No dates. Placed on the shelves in no discernible order. Just his mind poured out on paper.

That was all it took. I was hooked. A chain reaction of thoughts set off in my brain that couldn’t be stopped. This man’s mind “poured out on paper.” Nothing lost. Everything preserved. It didn’t matter to me that he was evil, insane, and mentally unstable. He had accomplished something that made me envious. He hadn’t lost his thoughts to the ether.

How many questions had I asked without receiving an answer? How many intuitions had I forgotten? How many inspirations? No one would ever know again on this side of eternity.

Act on Inspiration, No Matter How Unlikely

That night, I began journaling. I was a frantic ball of teenage hopes, insecurities and emotional wounds, but I began recording every thought as it came to me. I knew that I could never capture everything, but I wanted to keep as much as I possibly could.

Twenty years later, Brad Pitt still looks amazing and I have about thirty journals full of ideas, questions, and concerns. My pace has slowed quite a bit and I have no illusions of recording every thought. My writing has seasoned over time, though the writing style itself could probably use some polish. But they’re my words. They contain my pursuit of the answers and ideas I’ve needed most.

Whether or not my grandchildren and great grandchildren ever choose to read them, I hope to give them the opportunity to know these three things:

  1. Where they come from
  2. What it means to be an adult in this crazy world
  3. They are not alone

As each child faces difficult questions for the first time, we often have no one beside us, talking us through the painful scrutiny of meaning and consequence. I had no one to talk with, and I believed my thoughts were mine alone. It was very isolating. How many years were wasted and opportunities lost because I didn’t know what I didn’t know?

Just this week, I was reading the memoirs of a local Franklin, TN man. He was asked to speak publicly about what he saw in WWII at Dachau, which he had never been able to bring himself to talk about. One of the survivors told him,

You know, when you die you are going to take all you know with you. Nobody will ever be able to know what you saw.
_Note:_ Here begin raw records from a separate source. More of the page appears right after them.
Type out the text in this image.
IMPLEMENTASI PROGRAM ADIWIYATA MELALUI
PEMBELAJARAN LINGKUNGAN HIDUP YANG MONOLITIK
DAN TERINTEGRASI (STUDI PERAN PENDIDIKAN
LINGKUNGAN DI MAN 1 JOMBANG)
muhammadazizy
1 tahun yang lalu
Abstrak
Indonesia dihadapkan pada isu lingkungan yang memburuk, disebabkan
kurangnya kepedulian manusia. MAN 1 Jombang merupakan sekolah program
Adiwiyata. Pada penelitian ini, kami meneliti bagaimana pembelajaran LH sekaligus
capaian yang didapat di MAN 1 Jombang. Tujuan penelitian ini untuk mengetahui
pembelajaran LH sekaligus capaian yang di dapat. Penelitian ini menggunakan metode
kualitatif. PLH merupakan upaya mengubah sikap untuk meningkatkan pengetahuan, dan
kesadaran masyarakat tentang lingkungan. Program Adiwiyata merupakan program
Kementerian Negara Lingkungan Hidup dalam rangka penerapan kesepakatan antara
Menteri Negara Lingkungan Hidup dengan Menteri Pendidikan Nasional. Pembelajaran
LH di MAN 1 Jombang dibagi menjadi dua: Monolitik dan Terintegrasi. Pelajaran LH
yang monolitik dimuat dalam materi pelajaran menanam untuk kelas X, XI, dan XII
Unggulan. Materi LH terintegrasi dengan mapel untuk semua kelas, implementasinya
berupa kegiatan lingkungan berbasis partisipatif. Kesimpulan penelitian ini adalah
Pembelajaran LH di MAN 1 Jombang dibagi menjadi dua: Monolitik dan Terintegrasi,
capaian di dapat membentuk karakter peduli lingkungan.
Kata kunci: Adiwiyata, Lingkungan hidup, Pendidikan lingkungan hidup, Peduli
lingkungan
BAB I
The same is true for what we learn. For our experiences. We don’t have to share them. But what we fail to share is lost forever. And as a man who has desperately searched for historical references and stories regarding the land our family now occupies, I can tell you that there is a sense of tragic loss when an old man can’t remember a name or a story. That story is lost forever.

But it didn’t have to be.

We Owe Our Grandchildren Something

This is the WHY behind my journaling and writing. The idea of Regret is a powerful motivator. What will you regret not sharing when it’s all said and done? What stories will never live on to inform and empower a new generation of sons and daughters?

Our children’s children deserve the opportunity to not face the world blindly like we have.